Walton, who was enshrined in the Hall of Fame in 1993, was larger than life, on the court and off. His NBA career — disrupted by chronic foot injuries — lasted only 468 games with Portland, the San Diego and eventually Los Angeles Clippers and Boston. He averaged 13.3 points and 10.5 rebounds in those games, neither of those numbers exactly record-setting.
Still, his impact on the game was massive.
His most famous game was the 1973 NCAA title game, UCLA against Memphis, in which he shot an incredible 21 for 22 from the field and led the Bruins to another national championship.

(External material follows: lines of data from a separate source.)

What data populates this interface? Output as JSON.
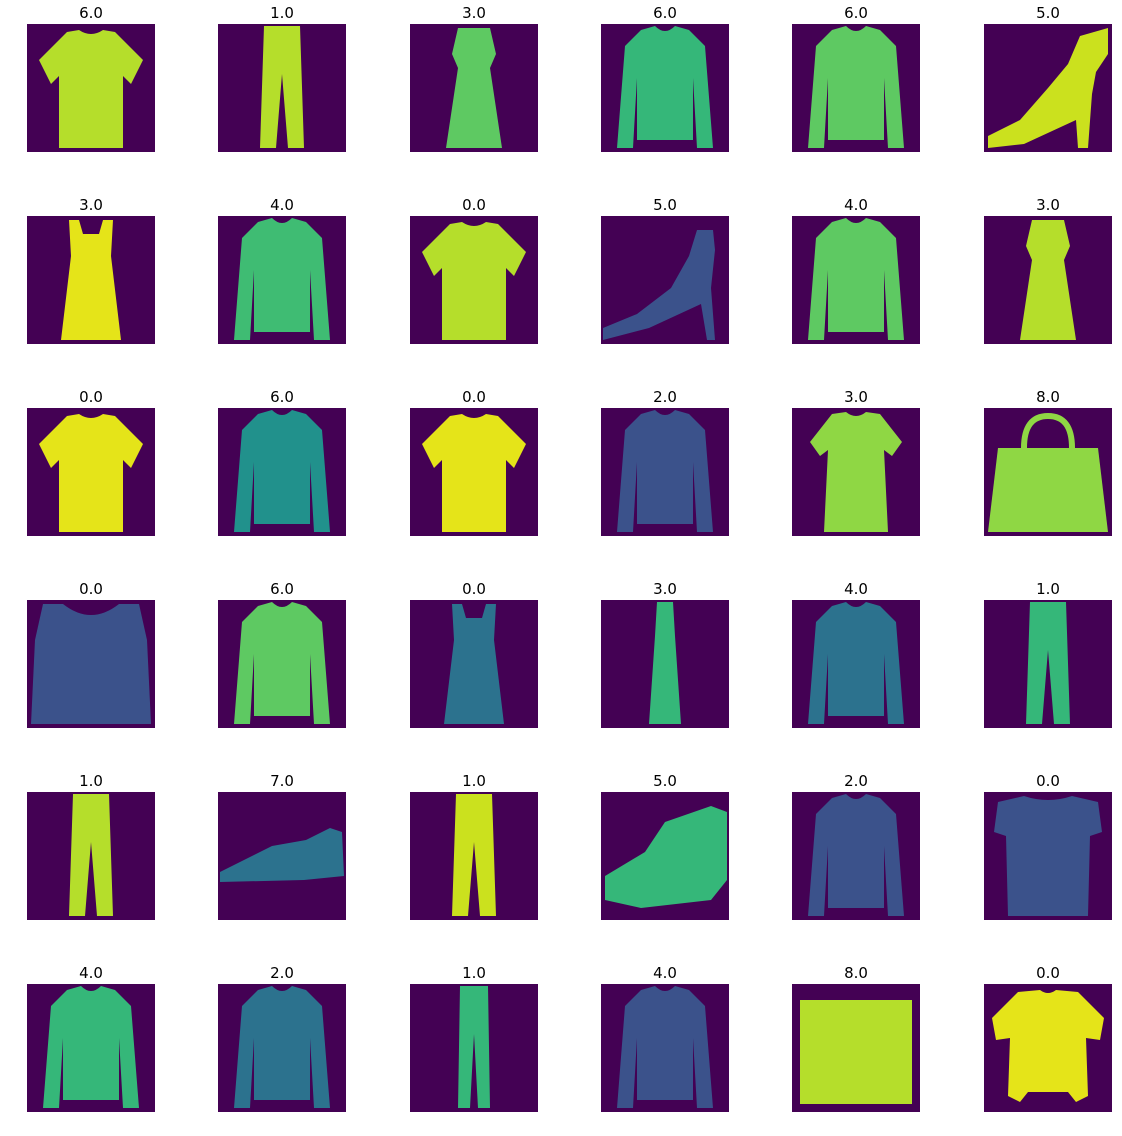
{
  "colors": {
    "background": "#440154",
    "dark": "#3b528b",
    "mid": "#21918c",
    "bright": "#5ec962",
    "brightest": "#fde725",
    "yellowgreen": "#b5de2b"
  },
  "grid": [
    {
      "label": "6.0",
      "item": "shirt-image",
      "shape": "tshirt",
      "fill": "#b5de2b"
    },
    {
      "label": "1.0",
      "item": "trouser-image",
      "shape": "trouser",
      "fill": "#b5de2b"
    },
    {
      "label": "3.0",
      "item": "dress-image",
      "shape": "dress",
      "fill": "#5ec962"
    },
    {
      "label": "6.0",
      "item": "shirt-image",
      "shape": "longsleeve",
      "fill": "#35b779"
    },
    {
      "label": "6.0",
      "item": "shirt-image",
      "shape": "longsleeve",
      "fill": "#5ec962"
    },
    {
      "label": "5.0",
      "item": "sandal-image",
      "shape": "sandal",
      "fill": "#cbe11e"
    },
    {
      "label": "3.0",
      "item": "dress-image",
      "shape": "slipdress",
      "fill": "#e5e419"
    },
    {
      "label": "4.0",
      "item": "coat-image",
      "shape": "longsleeve",
      "fill": "#3fbc73"
    },
    {
      "label": "0.0",
      "item": "tshirt-image",
      "shape": "tshirt",
      "fill": "#b5de2b"
    },
    {
      "label": "5.0",
      "item": "sandal-image",
      "shape": "heel",
      "fill": "#3b528b"
    },
    {
      "label": "4.0",
      "item": "coat-image",
      "shape": "longsleeve",
      "fill": "#5ec962"
    },
    {
      "label": "3.0",
      "item": "dress-image",
      "shape": "dress",
      "fill": "#b5de2b"
    },
    {
      "label": "0.0",
      "item": "tshirt-image",
      "shape": "tshirt",
      "fill": "#e5e419"
    },
    {
      "label": "6.0",
      "item": "shirt-image",
      "shape": "longsleeve",
      "fill": "#21918c"
    },
    {
      "label": "0.0",
      "item": "tshirt-image",
      "shape": "tshirt",
      "fill": "#e5e419"
    },
    {
      "label": "2.0",
      "item": "pullover-image",
      "shape": "longsleeve",
      "fill": "#3b528b"
    },
    {
      "label": "3.0",
      "item": "dress-image",
      "shape": "tshirt-dress",
      "fill": "#8fd744"
    },
    {
      "label": "8.0",
      "item": "bag-image",
      "shape": "bag",
      "fill": "#8fd744"
    },
    {
      "label": "0.0",
      "item": "tshirt-image",
      "shape": "tank",
      "fill": "#3b528b"
    },
    {
      "label": "6.0",
      "item": "shirt-image",
      "shape": "longsleeve",
      "fill": "#5ec962"
    },
    {
      "label": "0.0",
      "item": "tshirt-image",
      "shape": "slipdress",
      "fill": "#2c728e"
    },
    {
      "label": "3.0",
      "item": "dress-image",
      "shape": "slimdress",
      "fill": "#35b779"
    },
    {
      "label": "4.0",
      "item": "coat-image",
      "shape": "longsleeve",
      "fill": "#2c728e"
    },
    {
      "label": "1.0",
      "item": "trouser-image",
      "shape": "trouser",
      "fill": "#35b779"
    },
    {
      "label": "1.0",
      "item": "trouser-image",
      "shape": "trouser",
      "fill": "#b5de2b"
    },
    {
      "label": "7.0",
      "item": "sneaker-image",
      "shape": "sneaker",
      "fill": "#2c728e"
    },
    {
      "label": "1.0",
      "item": "trouser-image",
      "shape": "trouser",
      "fill": "#cbe11e"
    },
    {
      "label": "5.0",
      "item": "sandal-image",
      "shape": "wedge",
      "fill": "#35b779"
    },
    {
      "label": "2.0",
      "item": "pullover-image",
      "shape": "longsleeve",
      "fill": "#3b528b"
    },
    {
      "label": "0.0",
      "item": "tshirt-image",
      "shape": "striped-top",
      "fill": "#3b528b"
    },
    {
      "label": "4.0",
      "item": "coat-image",
      "shape": "longsleeve",
      "fill": "#35b779"
    },
    {
      "label": "2.0",
      "item": "pullover-image",
      "shape": "longsleeve",
      "fill": "#2c728e"
    },
    {
      "label": "1.0",
      "item": "trouser-image",
      "shape": "trouser-slim",
      "fill": "#35b779"
    },
    {
      "label": "4.0",
      "item": "coat-image",
      "shape": "longsleeve",
      "fill": "#3b528b"
    },
    {
      "label": "8.0",
      "item": "bag-image",
      "shape": "clutch",
      "fill": "#b5de2b"
    },
    {
      "label": "0.0",
      "item": "tshirt-image",
      "shape": "wide-tee",
      "fill": "#e5e419"
    }
  ]
}
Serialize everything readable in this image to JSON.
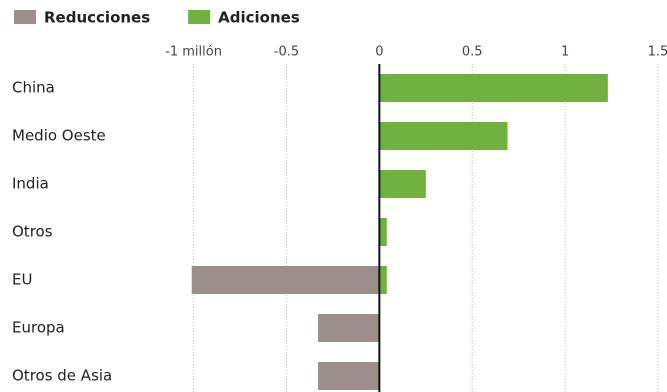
{
  "chart_data": {
    "type": "bar",
    "orientation": "horizontal",
    "categories": [
      "China",
      "Medio Oeste",
      "India",
      "Otros",
      "EU",
      "Europa",
      "Otros de Asia"
    ],
    "series": [
      {
        "name": "Reducciones",
        "color": "#9c8e8a",
        "values": [
          null,
          null,
          null,
          null,
          -1.01,
          -0.33,
          -0.33
        ]
      },
      {
        "name": "Adiciones",
        "color": "#6fb03f",
        "values": [
          1.23,
          0.69,
          0.25,
          0.04,
          0.04,
          null,
          null
        ]
      }
    ],
    "xlim": [
      -1.1,
      1.5
    ],
    "xticks": [
      {
        "value": -1,
        "label": "-1 millón"
      },
      -0.5,
      0,
      0.5,
      1,
      1.5
    ],
    "grid": true
  }
}
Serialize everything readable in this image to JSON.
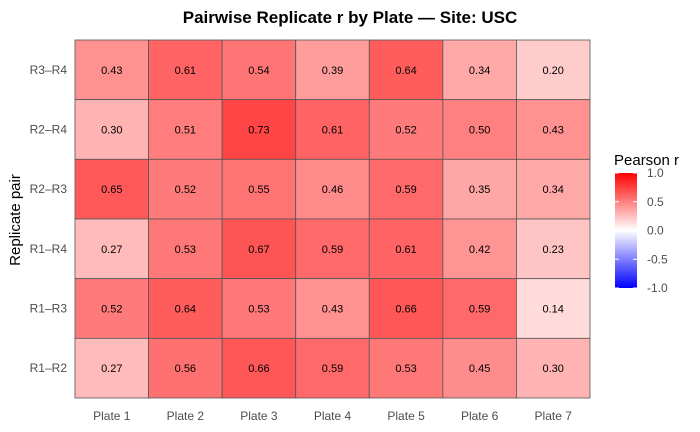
{
  "chart_data": {
    "type": "heatmap",
    "title": "Pairwise Replicate r by Plate — Site: USC",
    "xlabel": "",
    "ylabel": "Replicate pair",
    "x_categories": [
      "Plate 1",
      "Plate 2",
      "Plate 3",
      "Plate 4",
      "Plate 5",
      "Plate 6",
      "Plate 7"
    ],
    "y_categories": [
      "R3–R4",
      "R2–R4",
      "R2–R3",
      "R1–R4",
      "R1–R3",
      "R1–R2"
    ],
    "values": [
      [
        0.43,
        0.61,
        0.54,
        0.39,
        0.64,
        0.34,
        0.2
      ],
      [
        0.3,
        0.51,
        0.73,
        0.61,
        0.52,
        0.5,
        0.43
      ],
      [
        0.65,
        0.52,
        0.55,
        0.46,
        0.59,
        0.35,
        0.34
      ],
      [
        0.27,
        0.53,
        0.67,
        0.59,
        0.61,
        0.42,
        0.23
      ],
      [
        0.52,
        0.64,
        0.53,
        0.43,
        0.66,
        0.59,
        0.14
      ],
      [
        0.27,
        0.56,
        0.66,
        0.59,
        0.53,
        0.45,
        0.3
      ]
    ],
    "cell_labels": [
      [
        "0.43",
        "0.61",
        "0.54",
        "0.39",
        "0.64",
        "0.34",
        "0.20"
      ],
      [
        "0.30",
        "0.51",
        "0.73",
        "0.61",
        "0.52",
        "0.50",
        "0.43"
      ],
      [
        "0.65",
        "0.52",
        "0.55",
        "0.46",
        "0.59",
        "0.35",
        "0.34"
      ],
      [
        "0.27",
        "0.53",
        "0.67",
        "0.59",
        "0.61",
        "0.42",
        "0.23"
      ],
      [
        "0.52",
        "0.64",
        "0.53",
        "0.43",
        "0.66",
        "0.59",
        "0.14"
      ],
      [
        "0.27",
        "0.56",
        "0.66",
        "0.59",
        "0.53",
        "0.45",
        "0.30"
      ]
    ],
    "legend": {
      "title": "Pearson r",
      "placement": "right",
      "range": [
        -1.0,
        1.0
      ],
      "ticks": [
        "1.0",
        "0.5",
        "0.0",
        "-0.5",
        "-1.0"
      ],
      "tick_values": [
        1.0,
        0.5,
        0.0,
        -0.5,
        -1.0
      ]
    },
    "colors": {
      "low": "#0000ff",
      "mid": "#ffffff",
      "high": "#ff0000",
      "cell_border": "#555555"
    },
    "grid": false
  }
}
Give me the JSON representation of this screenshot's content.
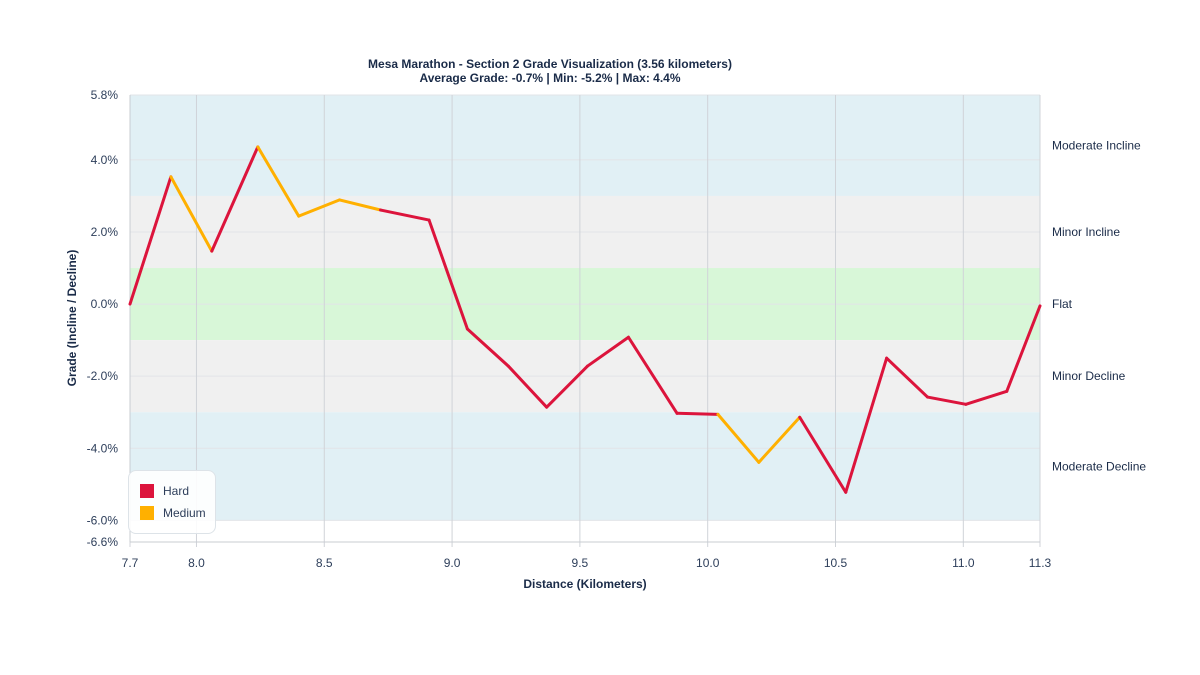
{
  "chart_data": {
    "type": "line",
    "title": "Mesa Marathon - Section 2 Grade Visualization (3.56 kilometers)",
    "subtitle": "Average Grade: -0.7% | Min: -5.2% | Max: 4.4%",
    "xlabel": "Distance (Kilometers)",
    "ylabel": "Grade (Incline / Decline)",
    "xlim": [
      7.74,
      11.3
    ],
    "ylim": [
      -6.6,
      5.8
    ],
    "x_ticks": [
      "7.7",
      "8.0",
      "8.5",
      "9.0",
      "9.5",
      "10.0",
      "10.5",
      "11.0",
      "11.3"
    ],
    "x_tick_values": [
      7.74,
      8.0,
      8.5,
      9.0,
      9.5,
      10.0,
      10.5,
      11.0,
      11.3
    ],
    "y_ticks": [
      "5.8%",
      "4.0%",
      "2.0%",
      "0.0%",
      "-2.0%",
      "-4.0%",
      "-6.0%",
      "-6.6%"
    ],
    "y_tick_values": [
      5.8,
      4,
      2,
      0,
      -2,
      -4,
      -6,
      -6.6
    ],
    "grid": true,
    "bands": [
      {
        "label": "Moderate Incline",
        "from": 3,
        "to": 5.8,
        "color": "#e1f0f5"
      },
      {
        "label": "Minor Incline",
        "from": 1,
        "to": 3,
        "color": "#f0f0f0"
      },
      {
        "label": "Flat",
        "from": -1,
        "to": 1,
        "color": "#d8f7d8"
      },
      {
        "label": "Minor Decline",
        "from": -3,
        "to": -1,
        "color": "#f0f0f0"
      },
      {
        "label": "Moderate Decline",
        "from": -6,
        "to": -3,
        "color": "#e1f0f5"
      }
    ],
    "points": [
      [
        7.74,
        0.0
      ],
      [
        7.9,
        3.53
      ],
      [
        8.06,
        1.47
      ],
      [
        8.24,
        4.36
      ],
      [
        8.4,
        2.44
      ],
      [
        8.56,
        2.89
      ],
      [
        8.72,
        2.61
      ],
      [
        8.91,
        2.33
      ],
      [
        9.06,
        -0.69
      ],
      [
        9.22,
        -1.72
      ],
      [
        9.37,
        -2.86
      ],
      [
        9.53,
        -1.72
      ],
      [
        9.69,
        -0.92
      ],
      [
        9.88,
        -3.03
      ],
      [
        10.04,
        -3.06
      ],
      [
        10.2,
        -4.39
      ],
      [
        10.36,
        -3.14
      ],
      [
        10.54,
        -5.22
      ],
      [
        10.7,
        -1.5
      ],
      [
        10.86,
        -2.58
      ],
      [
        11.01,
        -2.78
      ],
      [
        11.17,
        -2.42
      ],
      [
        11.3,
        -0.05
      ]
    ],
    "segment_difficulty": [
      "Hard",
      "Medium",
      "Hard",
      "Medium",
      "Medium",
      "Medium",
      "Hard",
      "Hard",
      "Hard",
      "Hard",
      "Hard",
      "Hard",
      "Hard",
      "Hard",
      "Medium",
      "Medium",
      "Hard",
      "Hard",
      "Hard",
      "Hard",
      "Hard",
      "Hard"
    ],
    "legend": {
      "placement": "bottom-left",
      "entries": [
        {
          "name": "Hard",
          "color": "#dc143c"
        },
        {
          "name": "Medium",
          "color": "#ffb000"
        }
      ]
    }
  }
}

“One of my guards said, ’Let’s try something else,” Wooden told The Associated Press in 2008 for a 35th anniversary retrospective on that game.
Wooden’s response during that timeout: “Why? If it ain’t broke, don’t fix it.”
They kept giving the ball to Walton, and he kept delivering in a performance for the ages.
“It’s very hard to put into words what he has meant to UCLA’s program, as well as his tremendous impact on college basketball," UCLA coach Mick Cronin said Monday. "Beyond his remarkable accomplishments as a player, it’s his relentless energy, enthusiasm for the game and unwavering candor that have been the hallmarks of his larger than life personality.
“As a passionate UCLA alumnus and broadcaster, he loved being around our players, hearing their stories and sharing his wisdom and advice. For me as a coach, he was honest, kind and always had his heart in the right place. I will miss him very much. It’s hard to imagine a season in Pauley Pavilion without him.”
Walton retired from the NBA and turned to broadcasting, something he never thought he could be good at — and an avenue he sometimes wondered would be possible for him, because he had a pronounced stutter at times in his life.
Turns out, he was excellent at that, too: Walton was an Emmy winner.
“In life, being so self-conscious, red hair, big nose, freckles and goofy, nerdy-looking face and can’t talk at all. I was incredibly shy and never said a word,” Walton told The Oregonian newspaper in 2017. “Then, when I was 28 I learned how to speak. It’s become my greatest accomplishment of my life and everybody else’s biggest nightmare.”
The last part of that was just Walton hyperbole. He was beloved for his on-air tangents.
He sometimes appeared on-air in Grateful Dead T-shirts; Walton was a huge fan of the band and referenced it often, even sometimes recording satellite radio specials celebrating what it meant to be a “Deadhead.”
And the Pac-12 Conference, which has basically evaporated in many ways now because of college realignment, was another of his many loves. He always referred to it as the “Conference of Champions” and loved it all the way to the end.
“It doesn’t get any better than this,” he once said on a broadcast, tie-dyed T-shirt on, a Hawaiian lei around his neck.
“What I will remember most about him was his zest for life,” Silver said. “He was a regular presence at league events — always upbeat, smiling ear to ear and looking to share his wisdom and warmth. I treasured our close friendship, envied his boundless energy and admired the time he took with every person he encountered.”
Walton died surrounded by his loved ones, his family said. He is survived by wife Lori and sons Adam, Nate, Chris and Luke — a former NBA player and now a coach.